Nashville – Coffee, Cotton, and Fiddles

Next day, we started out for Cheekwood Botanical Garden, just coming into bloom. The estate was built from the Cheek family’s fortune amassed from their superior blend of coffee, served and marketed in the 1920s by Nashville’s fanciest hotel, the Maxwell House. Who knew?

From Cheekwood to The Hermitage, home and plantation of President Andrew Jackson. He was a frequent dueler, quick to take insult, expecially about his wife Rachel who wasn’t technically divorced from her 1st husband before she eloped with Jackson. He was also major slave-holder with nearly 160 enslaved people on his 1,000 acre farm – we saw numbers indicating that the average farm had 10 slaves. Rachel died in 1828, shortly before Jackson was inaugurated 7th president of the US. They’re buried side by side in a corner of the garden. Buried right next to their tomb is Aaron, the longest-serving slave and freedman on the plantation; he died in 1901.

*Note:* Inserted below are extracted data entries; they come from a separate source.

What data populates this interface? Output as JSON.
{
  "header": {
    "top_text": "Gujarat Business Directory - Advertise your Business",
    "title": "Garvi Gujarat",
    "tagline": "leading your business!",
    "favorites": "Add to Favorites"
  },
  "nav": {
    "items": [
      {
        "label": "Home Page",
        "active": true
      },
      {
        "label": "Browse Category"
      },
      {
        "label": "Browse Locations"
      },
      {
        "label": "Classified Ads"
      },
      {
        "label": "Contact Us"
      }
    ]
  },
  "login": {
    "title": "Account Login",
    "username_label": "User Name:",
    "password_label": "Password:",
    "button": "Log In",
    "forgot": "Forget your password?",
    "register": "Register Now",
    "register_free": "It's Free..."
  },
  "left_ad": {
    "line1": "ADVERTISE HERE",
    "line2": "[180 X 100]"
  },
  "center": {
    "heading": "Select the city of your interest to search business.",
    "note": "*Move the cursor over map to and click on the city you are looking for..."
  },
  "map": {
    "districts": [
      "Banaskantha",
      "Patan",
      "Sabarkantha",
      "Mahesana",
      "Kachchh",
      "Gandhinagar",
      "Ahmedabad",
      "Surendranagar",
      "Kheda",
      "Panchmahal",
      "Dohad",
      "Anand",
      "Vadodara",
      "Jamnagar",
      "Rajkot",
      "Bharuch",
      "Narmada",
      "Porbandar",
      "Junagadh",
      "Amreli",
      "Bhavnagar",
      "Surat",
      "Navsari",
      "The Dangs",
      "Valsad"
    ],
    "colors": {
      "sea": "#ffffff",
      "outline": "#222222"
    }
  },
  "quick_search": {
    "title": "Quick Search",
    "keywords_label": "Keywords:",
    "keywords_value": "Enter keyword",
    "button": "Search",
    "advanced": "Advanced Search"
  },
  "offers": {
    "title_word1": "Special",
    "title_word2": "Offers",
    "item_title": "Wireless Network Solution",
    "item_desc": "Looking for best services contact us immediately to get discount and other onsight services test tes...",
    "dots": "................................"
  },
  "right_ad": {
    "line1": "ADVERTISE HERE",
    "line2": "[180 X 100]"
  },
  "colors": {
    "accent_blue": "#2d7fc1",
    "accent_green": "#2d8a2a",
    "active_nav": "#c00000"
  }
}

And for the evening’s entertainment, Grand Ole Opry! It’s in a humungous shopping mall, resort hotel area. Nice dinner nearby, featuring Apple Pie Moonshine. Ricky Scaggs headlined the final set, of four 1/2-hour segments in the show. And he brought out Fiddlin’ Carson Peters, a 10-year-old fiddle phenom who played and sang Blue Moon of Kentucky like a veteran. Fellow sitting next to us was Carson’s cousin, who gave us the scoop on the young’un before the show even started. Hard to believe, seeing this little kid more than holding his own with all those old-timers. Quite an experience. And leaving the Opry parking lot is like getting out of Gillette Stadium after a show – long and slow (but way more polite).